Mendagri Gamawan Fauzi sendiri dalam rapat kerja dengan Komisi II DPR-RI dan DPD-RI, 6/02/2013, pernah mengatakan bahwa sekarang ini ada 524 daerah otonom. Dari jumlah itu, 290 kepala daerahnya sudah jadi tersangka, terdakwa dan terpidana. Mayoritas atau sekitar 86 persen kepala daerah yang tersangkut masalah hukum karena terkait korupsi. Ironisnya, kasus hukum seperti itu sering dikaitkan dengan inovasi. Padahal, semua itu sesungguhnya bukan implikasi dari inovasi, melainkan murni tindakan korupsi (penyalahgunaan wewenang atau anggaran). Inovasi keliru jika diterjemahkan sebagai breaking the rule, namun lebih tepat dimaknakan sebagai breaking the old mind and habit, yakni menjalankan sesuatu dengan cara baru untuk mempercepat/ memperbesar hasil tanpa harus melanggar aturan.  

Common misunderstanding seperti ini jelas sangat berbahaya. Jika inovasi adalah pelanggaran aturan, maka semestinya inovasi tidak didorong atau diapresiasi, apalagi dijadikan sebagai kebijakan. Jika inovasi memang bertentangan dengan hukum, maka inovasi harus dihukum berat, kalau perlu harus dihapus dari kamus apapun yang dimiliki manusia. Pada gilirannya, kesalahpahaman seperti ini juga mengakibatkan penolakan, keengganan, dan ketakutan untuk berinovasi. Padahal, sangat boleh jadi yang terjadi sebenarnya adalah mereka enggan atau tidak mampu berinovasi, sehingga terjadilah pelanggaran hukum tadi. 

Inilah yang saya katakan sebagai kesalahpahaman tentang inovasi. Inovasi difitnah sebagai biang keladi kasus korupsi. Padahal, KUHP maupun UU No. 20/2001 tentang Pemberantasan Tindak Pidana Korupsi sendiri tidak menyebutkan sama sekali kata inovasi sebagai unsur korupsi. Unsur umum dari korupsi adalah perbuatan melanggar hukum, menyalahgunakan wewenang, merugikan keuangan negara, serta memperkaya diri sendiri dan orang lain. Oleh karena itu, sikap mencampuradukkan inovasi dengan pelanggaran hukum harus segera dihentikan. Korupsi adalah korupsi, breaking the rule is breaking the rule, dan inovasi adalah inovasi. Tidak bisa dikatakan bahwa korupsi adalah inovasi, inovasi adalah korupsi, atau inovasi adalah pelanggaran hukum. 

Maka, ide perlindungan bagi pejabat yang melakukan inovasi itu adalah sebuah kesia-siaan atau membuang-buang energi saja.

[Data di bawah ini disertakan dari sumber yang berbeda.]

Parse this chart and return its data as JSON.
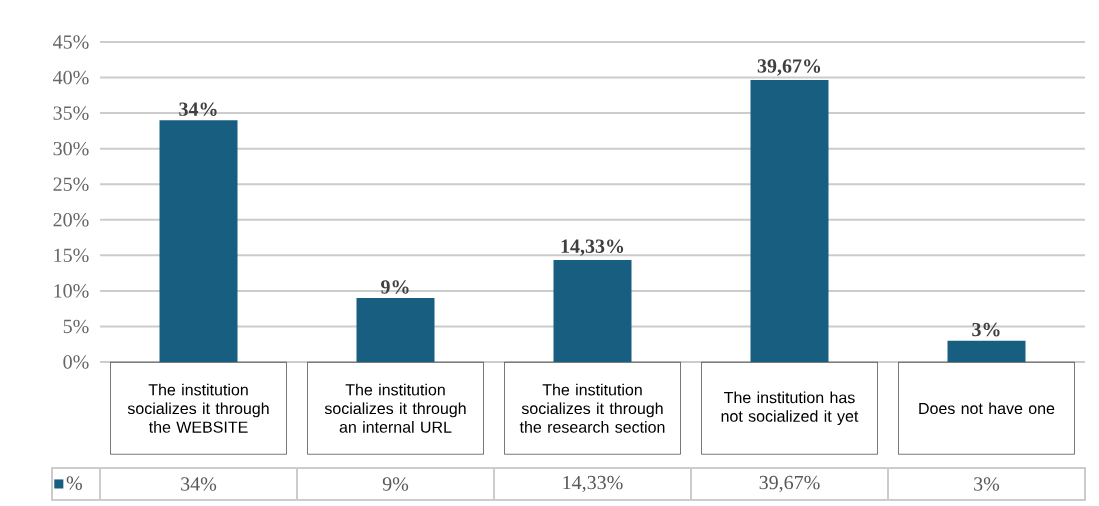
{
  "chart_data": {
    "type": "bar",
    "categories": [
      "The institution socializes it through the WEBSITE",
      "The institution socializes it through an internal URL",
      "The institution socializes it through the research section",
      "The institution has not socialized it yet",
      "Does not have one"
    ],
    "series": [
      {
        "name": "%",
        "color": "#175e80",
        "values": [
          34,
          9,
          14.33,
          39.67,
          3
        ],
        "value_labels": [
          "34%",
          "9%",
          "14,33%",
          "39,67%",
          "3%"
        ]
      }
    ],
    "ylim": [
      0,
      45
    ],
    "yticks": [
      {
        "value": 0,
        "label": "0%"
      },
      {
        "value": 5,
        "label": "5%"
      },
      {
        "value": 10,
        "label": "10%"
      },
      {
        "value": 15,
        "label": "15%"
      },
      {
        "value": 20,
        "label": "20%"
      },
      {
        "value": 25,
        "label": "25%"
      },
      {
        "value": 30,
        "label": "30%"
      },
      {
        "value": 35,
        "label": "35%"
      },
      {
        "value": 40,
        "label": "40%"
      },
      {
        "value": 45,
        "label": "45%"
      }
    ],
    "grid": "y",
    "legend": "bottom"
  }
}
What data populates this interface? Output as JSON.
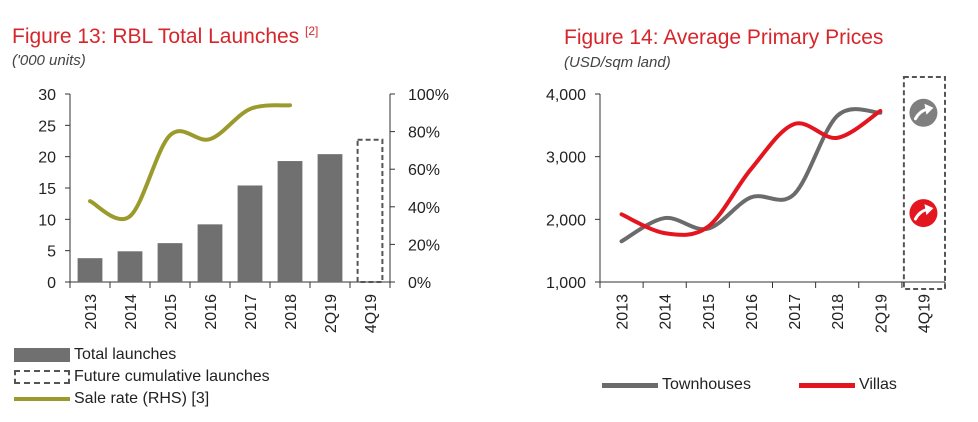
{
  "chart_data": [
    {
      "type": "bar",
      "title": "Figure 13: RBL Total Launches",
      "title_ref": "[2]",
      "subtitle": "('000 units)",
      "categories": [
        "2013",
        "2014",
        "2015",
        "2016",
        "2017",
        "2018",
        "2Q19",
        "4Q19"
      ],
      "series": [
        {
          "name": "Total launches",
          "kind": "bar",
          "color": "#707070",
          "values": [
            3.8,
            4.9,
            6.2,
            9.2,
            15.4,
            19.3,
            20.4,
            null
          ]
        },
        {
          "name": "Future cumulative launches",
          "kind": "dashed-bar",
          "color": "#555555",
          "values": [
            null,
            null,
            null,
            null,
            null,
            null,
            null,
            22.7
          ]
        },
        {
          "name": "Sale rate (RHS) [3]",
          "kind": "line",
          "axis": "right",
          "color": "#9b9a2c",
          "values": [
            0.43,
            0.35,
            0.78,
            0.76,
            0.92,
            0.94,
            null,
            null
          ]
        }
      ],
      "ylim": [
        0,
        30
      ],
      "yticks": [
        "0",
        "5",
        "10",
        "15",
        "20",
        "25",
        "30"
      ],
      "y2lim": [
        0,
        1
      ],
      "y2ticks": [
        "0%",
        "20%",
        "40%",
        "60%",
        "80%",
        "100%"
      ],
      "xlabel": "",
      "ylabel": "",
      "grid": false,
      "legend": "bottom-left"
    },
    {
      "type": "line",
      "title": "Figure 14:  Average Primary Prices",
      "subtitle": "(USD/sqm land)",
      "categories": [
        "2013",
        "2014",
        "2015",
        "2016",
        "2017",
        "2018",
        "2Q19",
        "4Q19"
      ],
      "series": [
        {
          "name": "Townhouses",
          "color": "#6b6b6b",
          "values": [
            1650,
            2020,
            1850,
            2350,
            2400,
            3650,
            3700,
            null
          ]
        },
        {
          "name": "Villas",
          "color": "#e3161f",
          "values": [
            2080,
            1780,
            1880,
            2800,
            3520,
            3300,
            3730,
            null
          ]
        }
      ],
      "outlook_icons": [
        {
          "series": "Townhouses",
          "direction": "up",
          "color": "#7f7f7f",
          "value": 3700
        },
        {
          "series": "Villas",
          "direction": "up",
          "color": "#e3161f",
          "value": 2100
        }
      ],
      "ylim": [
        1000,
        4000
      ],
      "yticks": [
        "1,000",
        "2,000",
        "3,000",
        "4,000"
      ],
      "xlabel": "",
      "ylabel": "",
      "grid": false,
      "legend": "bottom"
    }
  ]
}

Setiap inovasi – tentu saja yang tidak melanggar hukum – pastilah dengan sendirinya akan mendatangkan rasa hormat dan apresiasi dari berbagai pihak. Sementara seorang koruptor atau pelanggar hukum jelas-jelas tidak dapat dilindungi dengan alasan apapun. 

Pertanyaan berikutnya adalah, bagaimana seandainya inovasi tadi gagal? Sepanjang tidak ada aturan yang ditabrak, dan tidak dilandasi oleh niat-niat jahat, maka tidak ada masalah dengan inovasi yang dikatakan “gagal” tadi. Dalam hal ini perlu ada kesepakatan nasional bahwa kegagalan adalah hal yang biasa dalam sebuah manajemen atau organisasi. Tidak ada jaminan bahwa inovasi harus selalu menghasilkan kemanfaatan seketika (instant result). Bahkan seorang Thomas Alva Edison mengalami “kegagalan” 1000 kali untuk menemukan bola lampu. Namun, “kegagalan” tadi harus diterjemahkan sebagai bagian dari proses untuk menemukan keberhasilan. Yang terpenting, ketika seseorang sudah mengindikasikan bahwa inovasi yang dijalankan hanya sebuah kesia-siaan, maka secepatnya ia harus melakukan inovasi baru yang lebih baik. 

Agar inovasi tidak semakin terpuruk sebagai kambing hitam dalam kegagalan di semua bidang pemerintahan, maka saya mengusulkan perlunya kriteria untuk menilai sebuah inisiatif atau perubahan, apakah dapat dikategorikan sebagai inovasi ataukah tidak. Pertama, ada tidaknya dampak positif atau kemanfaatan dari suatu inisiatif perubahan. Inovasi ternyata tidak selalu membawa kebaikan, seperti ungkapan Rhenald Kasali dalam tulisannya berjudul “Turnaround” (Koran Sindo, 7-11-2013) sebagai berikut: “Adalah entrepreneur yang memicu perubahan, pertumbuhan ekonomi, tetapi juga sekaligus sebagai mesin penghancur ekonomi dunia dengan inovasi-inovasinya”.  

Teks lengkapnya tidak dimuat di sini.